Synthesis and redox properties of cis-[ReCl(NCR)(Ph2PCH2CH2PPh2)2](R = alkyl or aryl) complexes with a cis-phosphine rhenium(I) centre

Abstract

Treatment of a solution of trans-[ReCl(N₂)(dppe)₂](dppe = Ph₂PCH₂CH₂PPh₂) in toluene with the appropriate organonitrile in sunlight afforded cis-[ReCl(NCR)(dppe)₂]1(R = C₆H₄NEt₂-4, C₆H₄OMe-4, C₆H₄Me-4, Ph, C₆H₄F-4, C₆H₄Cl-4, C₆H₄NO₂-4, CH₂C₆H₄Cl-4, Et, Prⁱ or Bu^t) the ³¹P-{¹H} NMR spectra of which have been analysed as ABCD spin systems.

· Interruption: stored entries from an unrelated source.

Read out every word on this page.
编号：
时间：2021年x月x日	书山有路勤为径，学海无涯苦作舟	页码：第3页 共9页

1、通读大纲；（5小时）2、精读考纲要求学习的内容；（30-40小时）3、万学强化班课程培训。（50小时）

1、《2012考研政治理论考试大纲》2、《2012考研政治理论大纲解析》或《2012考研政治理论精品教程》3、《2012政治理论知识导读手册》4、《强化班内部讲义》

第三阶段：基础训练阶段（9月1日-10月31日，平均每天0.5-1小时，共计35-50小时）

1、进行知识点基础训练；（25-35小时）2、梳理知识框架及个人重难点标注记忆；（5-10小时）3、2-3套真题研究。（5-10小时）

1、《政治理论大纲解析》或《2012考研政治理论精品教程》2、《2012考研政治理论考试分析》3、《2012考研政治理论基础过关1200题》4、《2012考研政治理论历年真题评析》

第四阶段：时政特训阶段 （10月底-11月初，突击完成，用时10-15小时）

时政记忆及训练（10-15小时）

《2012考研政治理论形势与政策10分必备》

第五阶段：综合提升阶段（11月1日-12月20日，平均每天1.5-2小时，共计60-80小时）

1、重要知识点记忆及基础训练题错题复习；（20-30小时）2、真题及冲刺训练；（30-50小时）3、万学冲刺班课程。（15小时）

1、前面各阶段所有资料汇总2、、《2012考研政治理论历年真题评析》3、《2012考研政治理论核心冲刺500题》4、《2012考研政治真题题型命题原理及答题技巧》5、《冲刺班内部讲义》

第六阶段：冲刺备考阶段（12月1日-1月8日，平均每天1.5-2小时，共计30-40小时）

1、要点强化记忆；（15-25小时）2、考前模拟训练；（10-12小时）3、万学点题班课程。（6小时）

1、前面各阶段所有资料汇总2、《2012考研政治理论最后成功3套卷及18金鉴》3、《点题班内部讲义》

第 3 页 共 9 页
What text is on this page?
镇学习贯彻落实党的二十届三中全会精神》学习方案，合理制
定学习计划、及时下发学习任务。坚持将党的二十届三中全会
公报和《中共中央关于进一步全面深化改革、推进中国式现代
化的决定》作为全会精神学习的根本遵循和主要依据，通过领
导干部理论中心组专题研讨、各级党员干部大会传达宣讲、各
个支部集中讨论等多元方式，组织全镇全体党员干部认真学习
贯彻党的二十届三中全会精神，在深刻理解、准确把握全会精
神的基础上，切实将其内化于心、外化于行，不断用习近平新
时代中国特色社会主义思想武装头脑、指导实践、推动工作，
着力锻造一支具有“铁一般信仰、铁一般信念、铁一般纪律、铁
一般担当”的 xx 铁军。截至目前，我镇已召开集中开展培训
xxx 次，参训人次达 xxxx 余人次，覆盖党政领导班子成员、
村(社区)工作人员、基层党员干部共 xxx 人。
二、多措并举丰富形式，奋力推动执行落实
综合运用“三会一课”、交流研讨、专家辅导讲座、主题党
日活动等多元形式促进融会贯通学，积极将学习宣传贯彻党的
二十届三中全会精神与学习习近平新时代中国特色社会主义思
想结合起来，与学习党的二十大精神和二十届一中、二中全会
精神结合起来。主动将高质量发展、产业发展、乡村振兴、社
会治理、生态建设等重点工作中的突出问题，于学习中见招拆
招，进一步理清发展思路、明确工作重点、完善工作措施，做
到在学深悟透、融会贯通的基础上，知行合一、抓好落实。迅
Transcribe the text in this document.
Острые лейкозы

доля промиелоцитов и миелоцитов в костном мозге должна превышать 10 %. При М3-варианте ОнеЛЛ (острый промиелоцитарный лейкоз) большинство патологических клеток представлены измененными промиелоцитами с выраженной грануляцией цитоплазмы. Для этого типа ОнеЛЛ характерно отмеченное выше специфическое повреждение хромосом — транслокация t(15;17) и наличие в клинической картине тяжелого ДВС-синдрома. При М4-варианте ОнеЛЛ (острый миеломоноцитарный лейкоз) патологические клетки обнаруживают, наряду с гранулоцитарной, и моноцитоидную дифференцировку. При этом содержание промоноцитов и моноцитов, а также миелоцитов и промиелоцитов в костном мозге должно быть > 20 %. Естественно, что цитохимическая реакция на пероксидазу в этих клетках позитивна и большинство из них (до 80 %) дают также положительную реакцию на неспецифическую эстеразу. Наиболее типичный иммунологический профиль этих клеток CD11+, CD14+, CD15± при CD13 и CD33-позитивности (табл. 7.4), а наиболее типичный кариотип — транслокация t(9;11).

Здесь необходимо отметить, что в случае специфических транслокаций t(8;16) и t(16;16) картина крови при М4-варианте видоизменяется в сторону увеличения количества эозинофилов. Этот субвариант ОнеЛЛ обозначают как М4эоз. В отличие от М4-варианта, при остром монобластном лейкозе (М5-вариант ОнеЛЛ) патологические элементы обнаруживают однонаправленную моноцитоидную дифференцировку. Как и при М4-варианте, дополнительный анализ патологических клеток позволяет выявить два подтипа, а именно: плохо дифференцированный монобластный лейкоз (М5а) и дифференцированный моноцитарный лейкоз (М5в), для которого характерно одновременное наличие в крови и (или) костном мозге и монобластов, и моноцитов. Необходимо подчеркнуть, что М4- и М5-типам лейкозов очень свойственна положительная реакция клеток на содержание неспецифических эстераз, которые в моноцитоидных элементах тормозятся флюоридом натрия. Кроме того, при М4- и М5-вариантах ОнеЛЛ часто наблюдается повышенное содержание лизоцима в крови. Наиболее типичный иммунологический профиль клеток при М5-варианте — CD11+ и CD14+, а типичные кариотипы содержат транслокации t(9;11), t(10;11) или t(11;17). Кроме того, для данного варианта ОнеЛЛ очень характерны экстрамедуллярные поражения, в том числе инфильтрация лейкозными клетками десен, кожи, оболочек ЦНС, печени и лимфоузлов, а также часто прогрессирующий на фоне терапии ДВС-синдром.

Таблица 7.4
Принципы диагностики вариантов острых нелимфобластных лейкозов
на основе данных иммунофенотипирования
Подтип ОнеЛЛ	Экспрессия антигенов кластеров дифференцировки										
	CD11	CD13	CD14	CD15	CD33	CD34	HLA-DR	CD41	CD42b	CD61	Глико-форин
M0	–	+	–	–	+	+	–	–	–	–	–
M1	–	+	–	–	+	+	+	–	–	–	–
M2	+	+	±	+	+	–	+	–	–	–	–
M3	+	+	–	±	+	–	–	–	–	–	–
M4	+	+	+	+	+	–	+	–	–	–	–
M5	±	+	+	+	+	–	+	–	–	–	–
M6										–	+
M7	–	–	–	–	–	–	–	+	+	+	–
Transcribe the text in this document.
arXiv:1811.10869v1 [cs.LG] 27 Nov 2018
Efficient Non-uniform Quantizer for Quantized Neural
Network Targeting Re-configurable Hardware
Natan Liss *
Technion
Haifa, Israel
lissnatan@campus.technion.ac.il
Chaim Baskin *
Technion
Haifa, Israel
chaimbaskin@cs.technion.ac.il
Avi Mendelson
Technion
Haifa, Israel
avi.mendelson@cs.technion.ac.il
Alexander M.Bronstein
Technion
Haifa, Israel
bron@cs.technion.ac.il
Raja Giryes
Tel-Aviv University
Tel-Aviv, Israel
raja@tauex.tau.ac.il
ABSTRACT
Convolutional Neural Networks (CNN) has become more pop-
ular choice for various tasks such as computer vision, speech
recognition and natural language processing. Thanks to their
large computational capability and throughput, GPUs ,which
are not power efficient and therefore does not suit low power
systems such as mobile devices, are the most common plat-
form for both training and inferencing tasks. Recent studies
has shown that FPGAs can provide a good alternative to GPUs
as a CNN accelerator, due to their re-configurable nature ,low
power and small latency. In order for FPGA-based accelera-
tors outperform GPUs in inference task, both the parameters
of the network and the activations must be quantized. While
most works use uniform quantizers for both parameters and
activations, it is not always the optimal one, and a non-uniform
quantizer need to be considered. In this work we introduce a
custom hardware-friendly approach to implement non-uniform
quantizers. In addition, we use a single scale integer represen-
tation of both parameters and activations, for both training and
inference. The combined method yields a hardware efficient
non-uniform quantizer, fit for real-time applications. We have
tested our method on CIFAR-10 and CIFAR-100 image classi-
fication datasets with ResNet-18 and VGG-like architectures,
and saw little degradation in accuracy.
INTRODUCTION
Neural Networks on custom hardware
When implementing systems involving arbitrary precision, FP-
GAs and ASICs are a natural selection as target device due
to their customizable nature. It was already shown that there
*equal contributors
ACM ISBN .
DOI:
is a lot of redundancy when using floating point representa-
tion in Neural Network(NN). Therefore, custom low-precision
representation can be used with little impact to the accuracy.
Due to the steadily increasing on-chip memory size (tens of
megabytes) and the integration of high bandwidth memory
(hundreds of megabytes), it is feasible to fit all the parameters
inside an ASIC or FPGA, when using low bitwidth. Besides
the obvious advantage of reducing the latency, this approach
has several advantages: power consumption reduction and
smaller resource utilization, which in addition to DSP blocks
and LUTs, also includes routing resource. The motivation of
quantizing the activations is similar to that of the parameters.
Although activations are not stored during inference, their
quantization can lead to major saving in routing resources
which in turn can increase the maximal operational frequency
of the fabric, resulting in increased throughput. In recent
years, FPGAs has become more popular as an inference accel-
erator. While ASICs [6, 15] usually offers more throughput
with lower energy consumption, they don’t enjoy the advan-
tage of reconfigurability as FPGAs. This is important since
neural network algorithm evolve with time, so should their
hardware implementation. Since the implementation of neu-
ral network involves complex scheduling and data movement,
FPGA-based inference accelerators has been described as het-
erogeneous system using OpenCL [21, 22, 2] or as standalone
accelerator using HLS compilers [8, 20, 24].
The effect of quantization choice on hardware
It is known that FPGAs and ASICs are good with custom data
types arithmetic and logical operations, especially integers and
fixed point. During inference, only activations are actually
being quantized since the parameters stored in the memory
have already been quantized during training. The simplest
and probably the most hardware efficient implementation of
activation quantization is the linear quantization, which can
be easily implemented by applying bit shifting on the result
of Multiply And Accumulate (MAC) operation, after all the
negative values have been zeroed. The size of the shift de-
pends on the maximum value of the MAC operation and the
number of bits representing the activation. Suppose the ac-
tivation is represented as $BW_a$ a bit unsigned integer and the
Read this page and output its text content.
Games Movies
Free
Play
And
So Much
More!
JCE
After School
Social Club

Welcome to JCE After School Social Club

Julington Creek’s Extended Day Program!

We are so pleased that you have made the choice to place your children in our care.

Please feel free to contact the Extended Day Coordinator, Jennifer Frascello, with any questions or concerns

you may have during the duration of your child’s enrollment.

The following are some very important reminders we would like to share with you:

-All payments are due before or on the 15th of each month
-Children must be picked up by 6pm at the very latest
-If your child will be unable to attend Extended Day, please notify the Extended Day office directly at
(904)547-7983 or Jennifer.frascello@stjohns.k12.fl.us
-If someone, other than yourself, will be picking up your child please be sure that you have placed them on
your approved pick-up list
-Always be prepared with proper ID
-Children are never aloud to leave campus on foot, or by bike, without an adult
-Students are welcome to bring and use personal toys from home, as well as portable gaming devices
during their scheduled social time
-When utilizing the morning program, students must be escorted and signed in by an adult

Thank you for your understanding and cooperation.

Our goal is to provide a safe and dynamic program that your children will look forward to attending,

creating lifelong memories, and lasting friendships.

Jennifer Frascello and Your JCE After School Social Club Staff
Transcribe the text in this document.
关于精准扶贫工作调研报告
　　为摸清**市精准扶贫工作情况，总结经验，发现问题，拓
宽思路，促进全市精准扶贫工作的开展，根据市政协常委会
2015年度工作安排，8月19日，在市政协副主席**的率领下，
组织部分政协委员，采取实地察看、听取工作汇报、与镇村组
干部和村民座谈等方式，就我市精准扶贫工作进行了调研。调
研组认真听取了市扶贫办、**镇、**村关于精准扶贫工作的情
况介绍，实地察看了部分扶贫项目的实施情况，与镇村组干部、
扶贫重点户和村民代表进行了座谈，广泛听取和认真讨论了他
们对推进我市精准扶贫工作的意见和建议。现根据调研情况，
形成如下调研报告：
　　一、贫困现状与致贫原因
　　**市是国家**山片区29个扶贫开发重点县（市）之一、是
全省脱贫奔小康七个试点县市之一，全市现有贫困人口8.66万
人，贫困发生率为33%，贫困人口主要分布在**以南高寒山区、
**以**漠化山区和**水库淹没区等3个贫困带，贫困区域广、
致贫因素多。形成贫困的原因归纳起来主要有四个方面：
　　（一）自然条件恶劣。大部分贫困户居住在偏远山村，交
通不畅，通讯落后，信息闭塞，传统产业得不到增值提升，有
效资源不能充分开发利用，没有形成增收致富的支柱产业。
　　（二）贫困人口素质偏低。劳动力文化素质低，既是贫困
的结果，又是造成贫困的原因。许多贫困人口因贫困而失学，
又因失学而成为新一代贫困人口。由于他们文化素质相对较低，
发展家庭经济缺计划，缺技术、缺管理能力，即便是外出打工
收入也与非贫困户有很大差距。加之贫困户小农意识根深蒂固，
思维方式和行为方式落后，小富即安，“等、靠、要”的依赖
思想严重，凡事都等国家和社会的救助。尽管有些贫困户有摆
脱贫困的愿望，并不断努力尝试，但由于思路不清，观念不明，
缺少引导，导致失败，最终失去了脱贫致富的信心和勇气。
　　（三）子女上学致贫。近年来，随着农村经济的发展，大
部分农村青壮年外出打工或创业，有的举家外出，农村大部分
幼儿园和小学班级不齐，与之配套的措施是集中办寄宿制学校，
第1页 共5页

Cyclic voltammograms of the complexes, in aprotic medium at a Pt electrode, show a single-electron reversible oxidation at half-wave anodic potentials (¹E_½^ox) in the range –0.20 to –0.02 V vs. saturated calomel electrode (at –20 °C) which is followed by a second anodic process at a higher potential. For the aromatic nitriles, direct or inverse linear correlations are observed between ¹E_½^ox and the Hammett constant, σ_p′, of the phenyl substituent or the ν(NC) frequency, respectively.